**Purpose** of this notebook is to obtain boosting weights, used in the track 2.

In [1]:
import sys
sys.path.append('..')

import json
import pandas as pd
from pathlib import Path
from utils import read_config, RootPath
from catboost import CatBoostRegressor, Pool
from sklearn.model_selection import train_test_split




reading config

In [3]:
config = read_config(RootPath('config.yaml', must_exist=True))
data_paths = config['data']

### Features from the first track

First of all we load features, that have been created on the first track. We have calculated them
previously using jarvis library, and scripts. In general they are:

    1. Jarvis descriptors on defects-only atoms of structures
    2. Jarvis descriptors on the whole structures
    3. Graph features on the whole structures
    4. MegNet predictions

We load those extracted features for train and private structures.

In [4]:
train_path_defects = RootPath(data_paths['public']['defects'], must_exist=True)
train_path_no_defects = RootPath(data_paths['public']['no_defects'], must_exist=True)

# loading targets
bandgaps = pd.read_csv(train_path_defects / "targets.csv").set_index('_id').sort_index()

# loading dumped data with jarvis descriptors extracted on defects only
train_defects_cfid = pd.read_csv(
    train_path_defects / "cfid" / "train.csv", index_col=0,
).set_index('_id').drop('band_gap', axis=1).add_prefix('defects_')

# jarvis descriptors on whole materials
train_no_defects_cfid = pd.read_csv(
    train_path_no_defects / "cfid" / "train.csv", index_col=0,
).set_index('_id').drop('band_gap', axis=1).add_prefix('no_defects_')

# graph features on whole materials
train_no_defects_graphs = pd.read_csv(
    train_path_no_defects / "graph" / "train.csv",
).set_index('_id').drop('band_gap', axis=1).add_prefix('graphs_')


features for ptivate structures

In [5]:
eval_path_defects = RootPath(data_paths['private']['defects'], must_exist=True)
eval_path_no_defects = RootPath(data_paths['private']['no_defects'], must_exist=True)

# loading dumped data with jarvis descriptors extracted on defects only
eval_defects_cfid = pd.read_csv(
    eval_path_defects / "cfid" / "eval.csv", index_col=0,
).add_prefix('defects_')

# jarvis descriptors on whole materials
eval_no_defects_cfid = pd.read_csv(
    eval_path_no_defects / "cfid" / "eval.csv", index_col=0,
).add_prefix('no_defects_')

# graph features on whole materials
eval_no_defects_graphs = pd.read_csv(
    eval_path_no_defects / "graph" / "eval.csv",
).set_index('_id').add_prefix('graphs_')


merging those extracted structure descriptions to the single dataframes:

In [6]:
train_dataframe = pd.concat([train_defects_cfid, train_no_defects_graphs, train_no_defects_cfid],
                            axis=1).sort_index()
eval_dataframe = pd.concat([eval_defects_cfid, eval_no_defects_graphs, eval_no_defects_cfid],
                           axis=1).sort_index()
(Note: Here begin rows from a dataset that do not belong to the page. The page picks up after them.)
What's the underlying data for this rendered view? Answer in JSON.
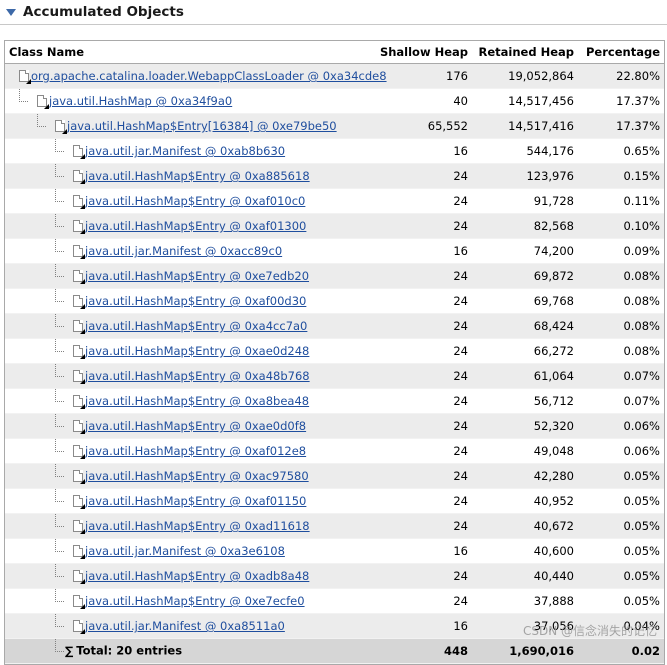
{
  "section": {
    "title": "Accumulated Objects"
  },
  "columns": {
    "class_name": "Class Name",
    "shallow_heap": "Shallow Heap",
    "retained_heap": "Retained Heap",
    "percentage": "Percentage"
  },
  "rows": [
    {
      "depth": 0,
      "name": "org.apache.catalina.loader.WebappClassLoader @ 0xa34cde8",
      "shallow": "176",
      "retained": "19,052,864",
      "pct": "22.80%"
    },
    {
      "depth": 1,
      "name": "java.util.HashMap @ 0xa34f9a0",
      "shallow": "40",
      "retained": "14,517,456",
      "pct": "17.37%"
    },
    {
      "depth": 2,
      "name": "java.util.HashMap$Entry[16384] @ 0xe79be50",
      "shallow": "65,552",
      "retained": "14,517,416",
      "pct": "17.37%"
    },
    {
      "depth": 3,
      "name": "java.util.jar.Manifest @ 0xab8b630",
      "shallow": "16",
      "retained": "544,176",
      "pct": "0.65%"
    },
    {
      "depth": 3,
      "name": "java.util.HashMap$Entry @ 0xa885618",
      "shallow": "24",
      "retained": "123,976",
      "pct": "0.15%"
    },
    {
      "depth": 3,
      "name": "java.util.HashMap$Entry @ 0xaf010c0",
      "shallow": "24",
      "retained": "91,728",
      "pct": "0.11%"
    },
    {
      "depth": 3,
      "name": "java.util.HashMap$Entry @ 0xaf01300",
      "shallow": "24",
      "retained": "82,568",
      "pct": "0.10%"
    },
    {
      "depth": 3,
      "name": "java.util.jar.Manifest @ 0xacc89c0",
      "shallow": "16",
      "retained": "74,200",
      "pct": "0.09%"
    },
    {
      "depth": 3,
      "name": "java.util.HashMap$Entry @ 0xe7edb20",
      "shallow": "24",
      "retained": "69,872",
      "pct": "0.08%"
    },
    {
      "depth": 3,
      "name": "java.util.HashMap$Entry @ 0xaf00d30",
      "shallow": "24",
      "retained": "69,768",
      "pct": "0.08%"
    },
    {
      "depth": 3,
      "name": "java.util.HashMap$Entry @ 0xa4cc7a0",
      "shallow": "24",
      "retained": "68,424",
      "pct": "0.08%"
    },
    {
      "depth": 3,
      "name": "java.util.HashMap$Entry @ 0xae0d248",
      "shallow": "24",
      "retained": "66,272",
      "pct": "0.08%"
    },
    {
      "depth": 3,
      "name": "java.util.HashMap$Entry @ 0xa48b768",
      "shallow": "24",
      "retained": "61,064",
      "pct": "0.07%"
    },
    {
      "depth": 3,
      "name": "java.util.HashMap$Entry @ 0xa8bea48",
      "shallow": "24",
      "retained": "56,712",
      "pct": "0.07%"
    },
    {
      "depth": 3,
      "name": "java.util.HashMap$Entry @ 0xae0d0f8",
      "shallow": "24",
      "retained": "52,320",
      "pct": "0.06%"
    },
    {
      "depth": 3,
      "name": "java.util.HashMap$Entry @ 0xaf012e8",
      "shallow": "24",
      "retained": "49,048",
      "pct": "0.06%"
    },
    {
      "depth": 3,
      "name": "java.util.HashMap$Entry @ 0xac97580",
      "shallow": "24",
      "retained": "42,280",
      "pct": "0.05%"
    },
    {
      "depth": 3,
      "name": "java.util.HashMap$Entry @ 0xaf01150",
      "shallow": "24",
      "retained": "40,952",
      "pct": "0.05%"
    },
    {
      "depth": 3,
      "name": "java.util.HashMap$Entry @ 0xad11618",
      "shallow": "24",
      "retained": "40,672",
      "pct": "0.05%"
    },
    {
      "depth": 3,
      "name": "java.util.jar.Manifest @ 0xa3e6108",
      "shallow": "16",
      "retained": "40,600",
      "pct": "0.05%"
    },
    {
      "depth": 3,
      "name": "java.util.HashMap$Entry @ 0xadb8a48",
      "shallow": "24",
      "retained": "40,440",
      "pct": "0.05%"
    },
    {
      "depth": 3,
      "name": "java.util.HashMap$Entry @ 0xe7ecfe0",
      "shallow": "24",
      "retained": "37,888",
      "pct": "0.05%"
    },
    {
      "depth": 3,
      "name": "java.util.jar.Manifest @ 0xa8511a0",
      "shallow": "16",
      "retained": "37,056",
      "pct": "0.04%"
    }
  ],
  "total": {
    "symbol": "∑",
    "label": "Total: 20 entries",
    "shallow": "448",
    "retained": "1,690,016",
    "pct": "0.02"
  },
  "watermark": "CSDN @信念消失的记忆"
}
reading MegNet predictions trained on defects only structures:

In [7]:
eval_preds = pd.read_csv(RootPath(
    Path(data_paths['private']['root']) / "megnet_private_predictions.csv", must_exist=True), index_col=0)
train_preds = pd.read_csv(RootPath(
    Path(data_paths['public']['root'] / "megnet_public_predictions.csv"), must_exist=True), index_col=0)

# join predictions to other
train_dataframe = train_dataframe.join(train_preds)
eval_dataframe = eval_dataframe.join(eval_preds)


In [8]:
assert 'predictions' in train_dataframe
assert 'predictions' in eval_dataframe
assert len(train_dataframe) == 2966
assert len(eval_dataframe) == 2967
assert (train_dataframe.index == bandgaps.index).all()

### Feature selection

In [381]:
X_train, X_eval, y_train, y_eval = train_test_split(train_dataframe.drop('graphs_formula', axis=1),
                                                    bandgaps,
                                                    test_size=0.1, random_state=42)
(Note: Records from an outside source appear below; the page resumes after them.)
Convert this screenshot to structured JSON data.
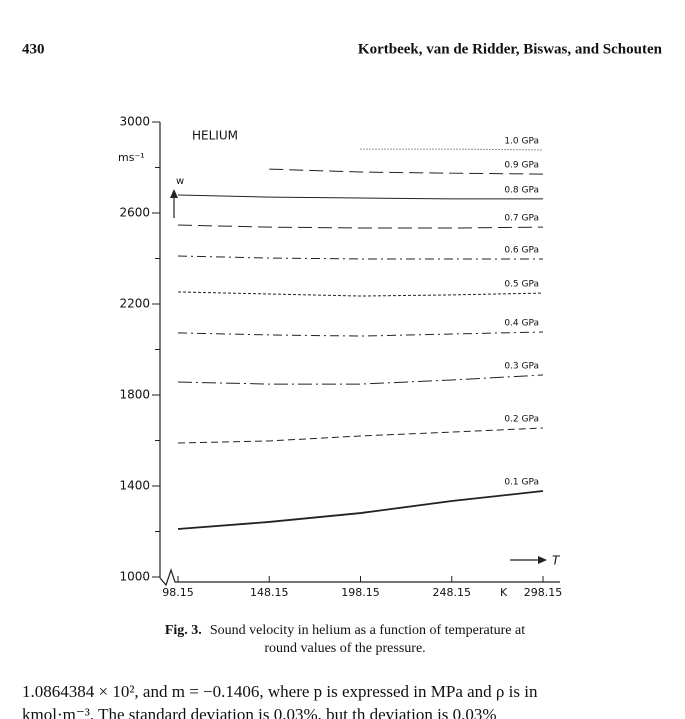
{
  "header": {
    "page_number": "430",
    "authors": "Kortbeek, van de Ridder, Biswas, and Schouten"
  },
  "chart_data": {
    "type": "line",
    "title": "HELIUM",
    "y_unit": "ms⁻¹",
    "y_arrow_label": "w",
    "x_arrow_label": "T",
    "x_unit": "K",
    "x": [
      98.15,
      148.15,
      198.15,
      248.15,
      298.15
    ],
    "xlim": [
      98.15,
      298.15
    ],
    "xticks": [
      98.15,
      148.15,
      198.15,
      248.15,
      298.15
    ],
    "ylim": [
      1000,
      3000
    ],
    "yticks": [
      1000,
      1400,
      1800,
      2200,
      2600,
      3000
    ],
    "yminor_ticks": [
      1200,
      1600,
      2000,
      2400,
      2800
    ],
    "color": "#222222",
    "series": [
      {
        "name": "0.1 GPa",
        "style": "solid-thick",
        "values": [
          1211,
          1242,
          1281,
          1334,
          1378
        ]
      },
      {
        "name": "0.2 GPa",
        "style": "dashed",
        "values": [
          1589,
          1598,
          1620,
          1637,
          1655
        ]
      },
      {
        "name": "0.3 GPa",
        "style": "longdashdot",
        "values": [
          1857,
          1848,
          1848,
          1866,
          1888
        ]
      },
      {
        "name": "0.4 GPa",
        "style": "dashdot",
        "values": [
          2073,
          2064,
          2059,
          2068,
          2077
        ]
      },
      {
        "name": "0.5 GPa",
        "style": "finedash",
        "values": [
          2253,
          2244,
          2235,
          2240,
          2248
        ]
      },
      {
        "name": "0.6 GPa",
        "style": "dashdot",
        "values": [
          2411,
          2402,
          2398,
          2398,
          2398
        ]
      },
      {
        "name": "0.7 GPa",
        "style": "longdash",
        "values": [
          2547,
          2538,
          2534,
          2534,
          2538
        ]
      },
      {
        "name": "0.8 GPa",
        "style": "solid",
        "values": [
          2679,
          2670,
          2666,
          2662,
          2662
        ]
      },
      {
        "name": "0.9 GPa",
        "style": "longdash",
        "values": [
          null,
          2793,
          2780,
          2775,
          2771
        ]
      },
      {
        "name": "1.0 GPa",
        "style": "dotted",
        "values": [
          null,
          null,
          2881,
          2881,
          2877
        ]
      }
    ]
  },
  "caption": {
    "label": "Fig. 3.",
    "lines": [
      "Sound velocity in helium as a function of temperature at",
      "round values of the pressure."
    ]
  },
  "body": {
    "lines": [
      "1.0864384 × 10², and m = −0.1406, where p is expressed in MPa and ρ is in",
      "kmol·m⁻³. The standard deviation is 0.03%, but th deviation is 0.03%"
    ]
  }
}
train_pool = Pool(data=X_train, label=y_train, has_header=True)
eval_pool = Pool(data=X_eval, label=y_eval, has_header=True)

model = CatBoostRegressor(custom_metric='MAE', iterations=1000, depth=6, random_seed=42)
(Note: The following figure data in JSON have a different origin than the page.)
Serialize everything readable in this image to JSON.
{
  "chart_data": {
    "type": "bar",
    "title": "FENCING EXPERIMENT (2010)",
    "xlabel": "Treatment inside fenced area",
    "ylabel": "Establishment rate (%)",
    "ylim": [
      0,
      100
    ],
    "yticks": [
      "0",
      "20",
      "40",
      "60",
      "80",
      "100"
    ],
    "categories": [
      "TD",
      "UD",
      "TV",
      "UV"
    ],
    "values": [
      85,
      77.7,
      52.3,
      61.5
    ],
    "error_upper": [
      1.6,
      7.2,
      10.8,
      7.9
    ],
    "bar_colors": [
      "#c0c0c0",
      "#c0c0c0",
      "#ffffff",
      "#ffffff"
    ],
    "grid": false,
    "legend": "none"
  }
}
features = model.select_features(
    train_pool,
    eval_set=eval_pool,
    features_for_select=range(len(train_pool.get_feature_names())),
    num_features_to_select=500,
    steps=5,
    train_final_model=False,
)

Custom logger is already specified. Specify more than one logger at same time is not thread safe.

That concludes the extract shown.